Ben shrugs. ‘Anywhere they like. I called a buddy in the Pentagon and he went into the archives: forty thousand were surplus – the army unloaded the lot through survival stores over the last few years. We’ll chase ’em, but we won’t nail it that way, I’m not sure anybody could—’
His voice trails away – he’s lost in a labyrinth, running his gaze around the room, trying to find a way out. ‘I’ve got no face,’ he says softly. ‘No dental records, no witnesses – worst of all, no motive. You know this business better than anyone – if I asked you about solving it, what odds would you lay?’
‘Right now? Powerball, or whatever that lottery’s called,’ I tell him. ‘You walk in, the first thing you think is: amateur, just another drug or sex play. Then you look closer – I’ve only seen a couple anywhere near as good as this.’ Then I tell him about the antiseptic spray, and of course that’s not something he wants to hear.
‘Thanks for the encouragement,’ he says. Unthinking, he rubs his index finger and thumb together, and I know from close observation over a long period that it means he’d like a cigarette. He told me once he’d given up in the nineties and there must have been a million times since then that he’d thought a smoke might help. This is obviously one of them. To get over the craving, he talks. ‘You know my problem? Marcie told me this once’ – Marcie is his wife – ‘I get too close to the victims, ends up I sort of imagine I’m the only friend they’ve got left.’
‘Their champion?’ I suggest.
‘That’s exactly the word she used. And there’s one thing I’ve never been able to do – Marcie says it could be the only thing she really likes about me – I’ve never been able to let a friend down.’
Champion of the dead, I think. There could be worse things. I wish there was something I could do to help him, but there isn’t – it’s not my investigation and, although I’m only in my thirties, I’m retired.
A technician enters the room fast, yelling in an Asian accent: ‘Ben?’ Bradley turns. ‘In the basement!’
Chapter Four
THREE TECHNICIANS IN coveralls have torn apart an old brick wall. Despite their face masks, they’re almost gagging from the smell inside the cavity. It’s not a body they’ve found – rotting flesh has its own particular odour – this is leaking sewage, mould and a hundred generations of rat shit.
Bradley makes his way through a sequence of foul cellars and stops in the harsh light of a bank of work lights illuminating the wrecked wall. I follow in his wake, tagging along with the other investigators, arriving just in time to see the Asian guy – a Chinese-American who everyone calls Bruce, for obvious reasons – shine a portable light deep into the newly opened space.

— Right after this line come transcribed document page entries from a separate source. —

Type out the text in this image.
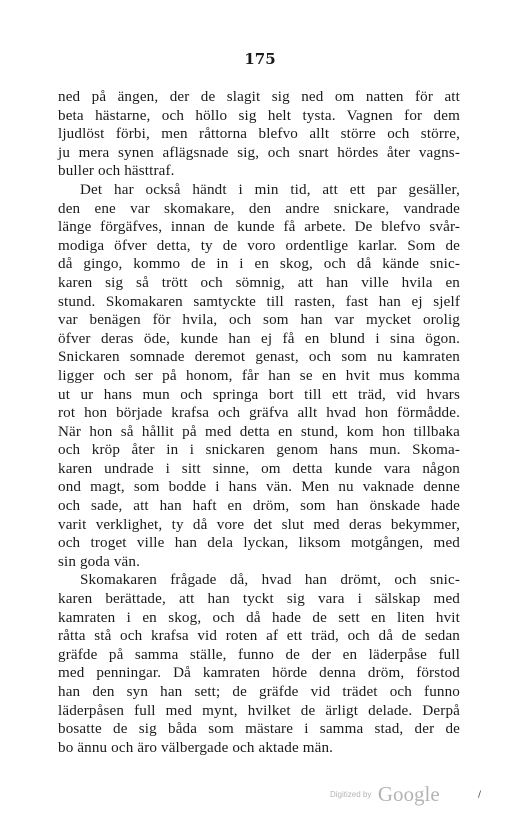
175

ned på ängen, der de slagit sig ned om natten för att
beta hästarne, och höllo sig helt tysta. Vagnen for dem
ljudlöst förbi, men råttorna blefvo allt större och större,
ju mera synen aflägsnade sig, och snart hördes åter vagns-
buller och hästtraf.
Det har också händt i min tid, att ett par gesäller,
den ene var skomakare, den andre snickare, vandrade
länge förgäfves, innan de kunde få arbete. De blefvo svår-
modiga öfver detta, ty de voro ordentlige karlar. Som de
då gingo, kommo de in i en skog, och då kände snic-
karen sig så trött och sömnig, att han ville hvila en
stund. Skomakaren samtyckte till rasten, fast han ej sjelf
var benägen för hvila, och som han var mycket orolig
öfver deras öde, kunde han ej få en blund i sina ögon.
Snickaren somnade deremot genast, och som nu kamraten
ligger och ser på honom, får han se en hvit mus komma
ut ur hans mun och springa bort till ett träd, vid hvars
rot hon började krafsa och gräfva allt hvad hon förmådde.
När hon så hållit på med detta en stund, kom hon tillbaka
och kröp åter in i snickaren genom hans mun. Skoma-
karen undrade i sitt sinne, om detta kunde vara någon
ond magt, som bodde i hans vän. Men nu vaknade denne
och sade, att han haft en dröm, som han önskade hade
varit verklighet, ty då vore det slut med deras bekymmer,
och troget ville han dela lyckan, liksom motgången, med
sin goda vän.
Skomakaren frågade då, hvad han drömt, och snic-
karen berättade, att han tyckt sig vara i sälskap med
kamraten i en skog, och då hade de sett en liten hvit
råtta stå och krafsa vid roten af ett träd, och då de sedan
gräfde på samma ställe, funno de der en läderpåse full
med penningar. Då kamraten hörde denna dröm, förstod
han den syn han sett; de gräfde vid trädet och funno
läderpåsen full med mynt, hvilket de ärligt delade. Derpå
bosatte de sig båda som mästare i samma stad, der de
bo ännu och äro välbergade och aktade män.
Digitized by Google	/
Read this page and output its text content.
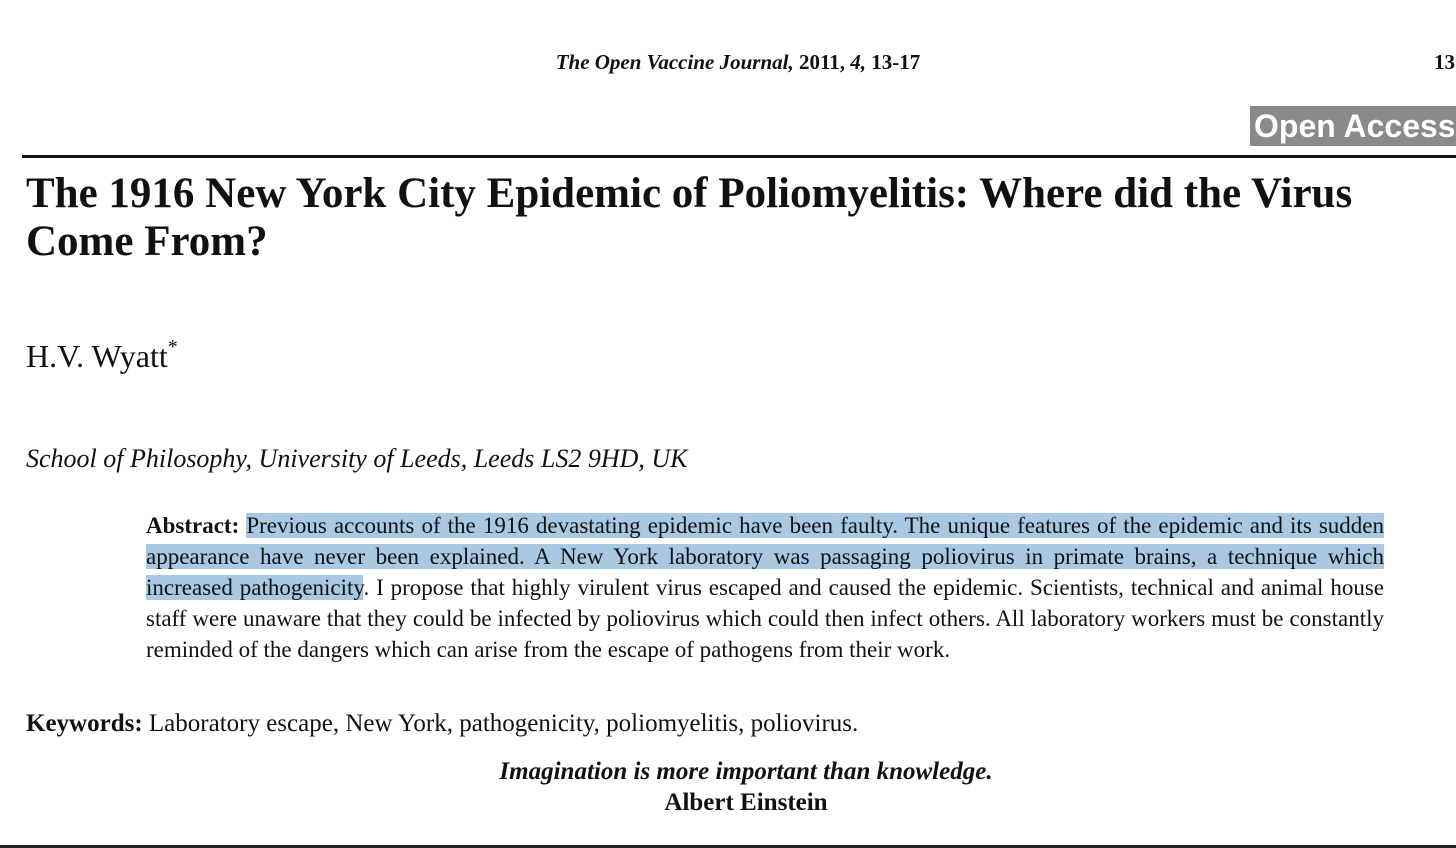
The Open Vaccine Journal, 2011, 4, 13-17	13
Open Access
The 1916 New York City Epidemic of Poliomyelitis: Where did the Virus
Come From?
H.V. Wyatt*
School of Philosophy, University of Leeds, Leeds LS2 9HD, UK

Abstract: Previous accounts of the 1916 devastating epidemic have been faulty. The unique features of the epidemic and its sudden appearance have never been explained. A New York laboratory was passaging poliovirus in primate brains, a technique which increased pathogenicity. I propose that highly virulent virus escaped and caused the epidemic. Scientists, technical and animal house staff were unaware that they could be infected by poliovirus which could then infect others. All laboratory workers must be constantly reminded of the dangers which can arise from the escape of pathogens from their work.

Keywords: Laboratory escape, New York, pathogenicity, poliomyelitis, poliovirus.
Imagination is more important than knowledge.
Albert Einstein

Inside is a maze of cowboy plumbing. Bruce explains that, having torn up the bathroom in Room 89 without finding anything trapped in the U-bends, they went one step further. They got a capsule of Fast Blue B dye from the forensic guys, mixed it into a pint of water and poured it down the waste pipe.
It took five minutes for all of it to arrive, and they knew if it was running that slow there had to be a blockage somewhere between the basement and Room 89. Now they’ve found it – in the matrix of pipes and illegal connections behind the wall.
‘Please tell me it’s the teeth,’ Bradley says. ‘She flush ’em down the toilet?’
Bruce shakes his head and shines the portable light on a mush of charred paper trapped in a right-angle turn. ‘The pipe comes straight from Room 89 – we tested it,’ he says, pointing at the mush. ‘Whatever this is, she probably burnt it then sent it down the crapper. That was the right thing to do – except she didn’t know about the code violations.’